Ken Dyer

No. 49, 27
- Positions: Safety, flanker

Personal information
- Born: March 16, 1946 Ann Arbor, Michigan, U.S.
- Died: March 7, 2010 (aged 63) Gilbert, Arizona, U.S.
- Listed height: 6 ft 3 in (1.91 m)
- Listed weight: 190 lb (86 kg)

Career information
- High school: Ann Arbor
- College: Arizona State (1964–1967)
- NFL draft: 1968: 4th round, 100th overall pick

Career history
- San Diego Chargers (1968–1969); Cincinnati Bengals (1969–1971);

Career NFL/AFL statistics
- Interceptions: 3
- Fumble recoveries: 1
- Receptions: 1
- Receiving yards: 22
- Total touchdowns: 1
- Stats at Pro Football Reference

= Ken Dyer =

American football player (1946–2010)

Kenneth James Dyer (March 16, 1946 – March 7, 2010) was an American professional football player who played three seasons with the Cincinnati Bengals and San Diego Chargers. He was selected by the Chargers in the fourth round of the 1968 NFL/AFL draft after played college football at Arizona State University.

==Early life and college==
Kenneth James Dyer was born on March 16, 1946, in Ann Arbor, Michigan. He attended Ann Arbor High School in Ann Arbor, participating in football, track, and basketball. He helped the football team win the state title in 1962. Dyer also earned Associated Press first-team All-State honors in football in high school. He set the Michigan high jump record as a senior.

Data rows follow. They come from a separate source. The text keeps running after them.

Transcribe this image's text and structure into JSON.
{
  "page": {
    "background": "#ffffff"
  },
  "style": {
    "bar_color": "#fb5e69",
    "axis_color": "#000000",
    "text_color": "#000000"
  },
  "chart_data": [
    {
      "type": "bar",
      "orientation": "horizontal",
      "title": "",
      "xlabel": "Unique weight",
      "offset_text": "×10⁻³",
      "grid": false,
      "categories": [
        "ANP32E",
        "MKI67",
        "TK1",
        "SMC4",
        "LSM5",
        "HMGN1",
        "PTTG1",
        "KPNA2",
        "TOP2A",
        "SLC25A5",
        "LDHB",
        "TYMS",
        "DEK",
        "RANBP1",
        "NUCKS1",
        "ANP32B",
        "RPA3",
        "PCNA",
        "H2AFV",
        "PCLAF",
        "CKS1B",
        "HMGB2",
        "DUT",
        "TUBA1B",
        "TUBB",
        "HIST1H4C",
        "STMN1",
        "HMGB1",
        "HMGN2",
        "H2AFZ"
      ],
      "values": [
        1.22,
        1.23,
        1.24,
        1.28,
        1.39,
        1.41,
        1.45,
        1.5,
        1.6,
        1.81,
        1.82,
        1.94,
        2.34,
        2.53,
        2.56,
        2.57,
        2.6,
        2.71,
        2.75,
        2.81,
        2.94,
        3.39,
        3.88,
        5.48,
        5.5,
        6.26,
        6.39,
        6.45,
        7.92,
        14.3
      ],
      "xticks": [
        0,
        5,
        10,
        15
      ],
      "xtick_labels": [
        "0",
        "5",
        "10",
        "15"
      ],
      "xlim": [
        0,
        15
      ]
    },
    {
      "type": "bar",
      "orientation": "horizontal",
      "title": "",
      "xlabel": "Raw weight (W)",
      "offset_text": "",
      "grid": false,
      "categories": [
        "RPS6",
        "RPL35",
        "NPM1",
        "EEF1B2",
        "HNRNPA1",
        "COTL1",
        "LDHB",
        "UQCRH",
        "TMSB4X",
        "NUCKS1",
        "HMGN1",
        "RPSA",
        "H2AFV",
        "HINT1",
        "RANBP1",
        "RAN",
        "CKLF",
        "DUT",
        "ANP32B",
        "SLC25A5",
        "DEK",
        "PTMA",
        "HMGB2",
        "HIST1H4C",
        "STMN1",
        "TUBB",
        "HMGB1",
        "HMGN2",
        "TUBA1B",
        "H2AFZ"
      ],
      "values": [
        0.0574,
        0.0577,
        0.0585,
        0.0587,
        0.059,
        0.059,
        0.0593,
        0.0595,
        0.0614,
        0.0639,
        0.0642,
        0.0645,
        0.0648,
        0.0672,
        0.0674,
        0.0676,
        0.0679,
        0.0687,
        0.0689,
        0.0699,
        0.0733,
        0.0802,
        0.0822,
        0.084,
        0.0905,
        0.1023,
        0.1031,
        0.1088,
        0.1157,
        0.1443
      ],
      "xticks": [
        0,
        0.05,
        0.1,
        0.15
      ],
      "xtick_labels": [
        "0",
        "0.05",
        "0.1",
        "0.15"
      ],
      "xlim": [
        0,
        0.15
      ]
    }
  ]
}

He graduated from Ann Arbor High in 1964. Dyer was inducted into the school's athletics hall of fame in 2005.

Dyer was a member of the Arizona State Sun Devils from 1964 to 1967 and a three-year letterman from 1965 to 1967. He began his college career as a wide receiver before converting to tight end in 1967. He caught 20 passes for 215 yards and one touchdown in 1965, 29 passes for 496 yards and two touchdowns in 1966, and 39 passes for 654 yards and four touchdowns in 1967. Dyer also participated in track while at Arizona State.

==Professional career==
Dyer was selected by the San Diego Chargers of the American Football League (AFL) in the fourth round, with the 100th overall pick, of the 1968 NFL/AFL draft. He played in 14 games for the Chargers as a flanker and safety during the 1968 season, recording one reception for 22 yards and one fumble recovery touchdown. He did not appear in any games in 1969 before being released in late October.

Dyer was signed by the Cincinnati Bengals of the AFL in late October 1969 but did not play in any games that year. He appeared in 12 games, starting six, for the Bengals in 1970 as a safety and intercepted three passes for 45 yards. He also started one playoff game in 1970. Dyer played in one game, a start on October 3, 1971, during the 1971 season and broke his neck while attempting to tackle Green Bay Packers running back John Brockington, ending his playing career.

==Personal life==
Dyer served in the United States Army. After his football career, he sold insurance and worked in the industrial chemical industry. He also owned a dry cleaning plant. Dyer coached high school and pop warner football for over 20 years as well.

Dyer died of heart failure on March 7, 2010, in Gilbert, Arizona.